People are hopeful of the virtual world. The real world is becoming hopeless. The virtual world can get you far to avoid the happenings inside of you. The emotions of loss, sufferings, misery, all on one side, and the emotions of happiness, desires, togetherness, on the other side, battling against each other at the same time while you stare at the mobile screen scrolling through the Twitter feed to find a logic to your senses, adds to another emotion. Grappling with the complexity of emotions is hard. Finding yourself in between of that complexity is hard. Finding while grappling is hard.
Toba Beta, who is dubbed as Mister Bond by Investor Magazine, wrote in the book, My Ancestor was an Ancient Astronaut, “observing and commenting, it is a piece of cake. Experiencing and sharing, that is a piece of work.”
The connecting dots, and the tangents to those dots might not align parallel, but will cross the paths without considering the route to emotions to bother you. A chain formed of spirals, that will have upside downs, will be crafted along the direction, while the emotions will check the easiest possible path, but let you travel through the hardest one, to let you throw under the grip of friction.
Facebook and Twitter won’t tell you, what’s on your mind, but will check with you if you have anything on your mind which they can serve on your feed while the emotions travel the trajectory across your mind.

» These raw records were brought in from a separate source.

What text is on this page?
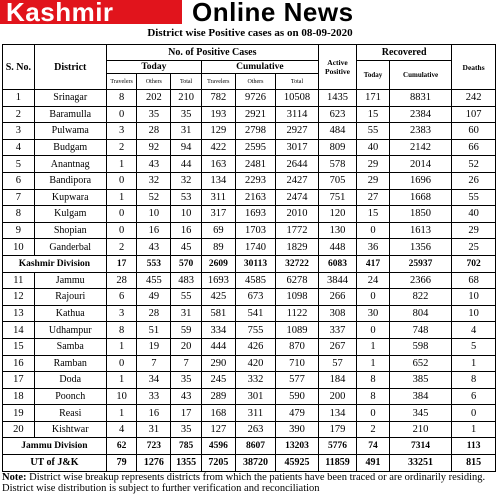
Kashmir	Online News
District wise Positive cases as on 08-09-2020
S. No.	District	No. of Positive Cases						Active Positive	Recovered		Deaths
		Today			Cumulative				Today	Cumulative	
		Travelers	Others	Total	Travelers	Others	Total				
1	Srinagar	8	202	210	782	9726	10508	1435	171	8831	242
2	Baramulla	0	35	35	193	2921	3114	623	15	2384	107
3	Pulwama	3	28	31	129	2798	2927	484	55	2383	60
4	Budgam	2	92	94	422	2595	3017	809	40	2142	66
5	Anantnag	1	43	44	163	2481	2644	578	29	2014	52
6	Bandipora	0	32	32	134	2293	2427	705	29	1696	26
7	Kupwara	1	52	53	311	2163	2474	751	27	1668	55
8	Kulgam	0	10	10	317	1693	2010	120	15	1850	40
9	Shopian	0	16	16	69	1703	1772	130	0	1613	29
10	Ganderbal	2	43	45	89	1740	1829	448	36	1356	25
Kashmir Division		17	553	570	2609	30113	32722	6083	417	25937	702
11	Jammu	28	455	483	1693	4585	6278	3844	24	2366	68
12	Rajouri	6	49	55	425	673	1098	266	0	822	10
13	Kathua	3	28	31	581	541	1122	308	30	804	10
14	Udhampur	8	51	59	334	755	1089	337	0	748	4
15	Samba	1	19	20	444	426	870	267	1	598	5
16	Ramban	0	7	7	290	420	710	57	1	652	1
17	Doda	1	34	35	245	332	577	184	8	385	8
18	Poonch	10	33	43	289	301	590	200	8	384	6
19	Reasi	1	16	17	168	311	479	134	0	345	0
20	Kishtwar	4	31	35	127	263	390	179	2	210	1
Jammu Division		62	723	785	4596	8607	13203	5776	74	7314	113
UT of J&K		79	1276	1355	7205	38720	45925	11859	491	33251	815
Note: District wise breakup represents districts from which the patients have been traced or are ordinarily residing.
District wise distribution is subject to further verification and reconciliation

You might feel that you have vented it out, that there’s something that was holding you back for long is now out in the open, that you might feel free to term it a piece of conscience, that on a contrary premise, you might reconsider to take it back from the feed, from your circle, and keep it just with you, and wait, that that all might never happen, instead you end up deactivating Facebook and Twitter accounts, for you never get to decide what’s right for you and what’s wrong for the feed, that my friend, Facebook and Twitter won’t tell you, they will check you. Decision-making is hard.
The rarest of rare breeds might figure a market opportunity. Everybody wants their name on that list of the rarest breeds. It gets easy when you are labelled a rarest human, you, then, might consider yourself prodigy, you get on to figure out why others are not, that how you are different from them, that where’s the next benchmark, that who’s setting it up, would it be me, you or that backbencher who’s still laying the groundwork to come out in the open. Cashing on that market opportunity is hard. Everybody counts on their consumers, acquiring a customer is hard. The path to transforming a consumer into a customer is hard.

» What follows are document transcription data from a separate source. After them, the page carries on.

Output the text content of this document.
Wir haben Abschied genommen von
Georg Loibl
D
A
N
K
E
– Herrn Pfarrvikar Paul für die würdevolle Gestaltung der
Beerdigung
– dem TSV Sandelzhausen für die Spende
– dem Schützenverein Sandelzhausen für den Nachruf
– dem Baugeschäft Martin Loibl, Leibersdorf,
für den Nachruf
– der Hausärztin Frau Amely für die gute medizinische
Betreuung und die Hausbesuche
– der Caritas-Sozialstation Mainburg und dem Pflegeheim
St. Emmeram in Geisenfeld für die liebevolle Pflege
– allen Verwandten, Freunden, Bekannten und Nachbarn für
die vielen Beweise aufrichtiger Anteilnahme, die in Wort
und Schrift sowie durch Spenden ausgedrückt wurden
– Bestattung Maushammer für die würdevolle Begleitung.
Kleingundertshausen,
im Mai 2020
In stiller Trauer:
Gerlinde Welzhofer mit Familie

As simple as, craving to date someone, trying to get a partner for a date, and still, resisting to get Tinder installed on your phone. Tinder counts you as its potential consumer, but will Tinder get you as its customer? Most likely, not. You’re in love, my friend. Dating is easy. Holding on to your love is hard. Check back again, the craving might end up to hold the love. Acceptance is hard.

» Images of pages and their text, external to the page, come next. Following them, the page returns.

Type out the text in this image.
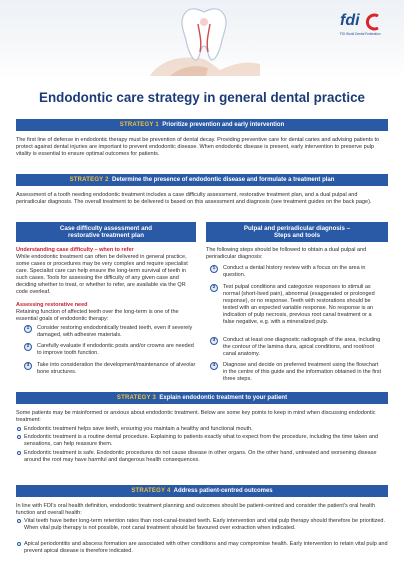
fdi
FDI World Dental Federation
Endodontic care strategy in general dental practice
STRATEGY 1 Prioritize prevention and early intervention
The first line of defense in endodontic therapy must be prevention of dental decay. Providing preventive care for dental caries and advising patients to protect against dental injuries are important to prevent endodontic disease. When endodontic disease is present, early intervention to preserve pulp vitality is essential to ensure optimal outcomes for patients.
STRATEGY 2 Determine the presence of endodontic disease and formulate a treatment plan
Assessment of a tooth needing endodontic treatment includes a case difficulty assessment, restorative treatment plan, and a dual pulpal and periradicular diagnosis. The overall treatment to be delivered is based on this assessment and diagnosis (see treatment guides on the back page).
Case difficulty assessment and
restorative treatment plan
Understanding case difficulty – when to refer
While endodontic treatment can often be delivered in general practice, some cases or procedures may be very complex and require specialist care. Specialist care can help ensure the long-term survival of teeth in such cases. Tools for assessing the difficulty of any given case and deciding whether to treat, or whether to refer, are available via the QR code overleaf.
Assessing restorative need
Retaining function of affected teeth over the long-term is one of the essential goals of endodontic therapy:
1	Consider restoring endodontically treated teeth, even if severely damaged, with adhesive materials.
2	Carefully evaluate if endodontic posts and/or crowns are needed to improve tooth function.
3	Take into consideration the development/maintenance of alveolar bone structures.
Pulpal and periradicular diagnosis –
Steps and tools
The following steps should be followed to obtain a dual pulpal and periradicular diagnosis:
1	Conduct a dental history review with a focus on the area in question.
2	Test pulpal conditions and categorize responses to stimuli as normal (short-lived pain), abnormal (exaggerated or prolonged response), or no response. Teeth with restorations should be tested with an expected variable response. No response is an indication of pulp necrosis, previous root canal treatment or a false negative, e.g. with a mineralized pulp.
3	Conduct at least one diagnostic radiograph of the area, including the contour of the lamina dura, apical conditions, and root/root canal anatomy.
4	Diagnose and decide on preferred treatment using the flowchart in the centre of this guide and the information obtained in the first three steps.
STRATEGY 3 Explain endodontic treatment to your patient
Some patients may be misinformed or anxious about endodontic treatment. Below are some key points to keep in mind when discussing endodontic treatment:
Endodontic treatment helps save teeth, ensuring you maintain a healthy and functional mouth.
Endodontic treatment is a routine dental procedure. Explaining to patients exactly what to expect from the procedure, including the time taken and sensations, can help reassure them.
Endodontic treatment is safe. Endodontic procedures do not cause disease in other organs. On the other hand, untreated and worsening disease around the root may have harmful and dangerous health consequences.
STRATEGY 4 Address patient-centred outcomes
In line with FDI's oral health definition, endodontic treatment planning and outcomes should be patient-centred and consider the patient's oral health function and overall health:
Vital teeth have better long-term retention rates than root-canal-treated teeth. Early intervention and vital pulp therapy should therefore be prioritized. When vital pulp therapy is not possible, root canal treatment should be favoured over extraction when indicated.
Apical periodontitis and abscess formation are associated with other conditions and may compromise health. Early intervention to retain vital pulp and prevent apical disease is therefore indicated.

What’s easy for you, might be hard for the other. You might never figure that what’s easy and what’s hard, you might never learn whether that all was hard, or has that just come easy only for you, and it might all turn oxymoronic at some point in time. Well, you have crossed the checkpoints, and there’s no app to notify you exactly that. The phrase, thrown very often that “nothing comes easy” is easier said than experienced.
What now looks easy was once hard. Very hard.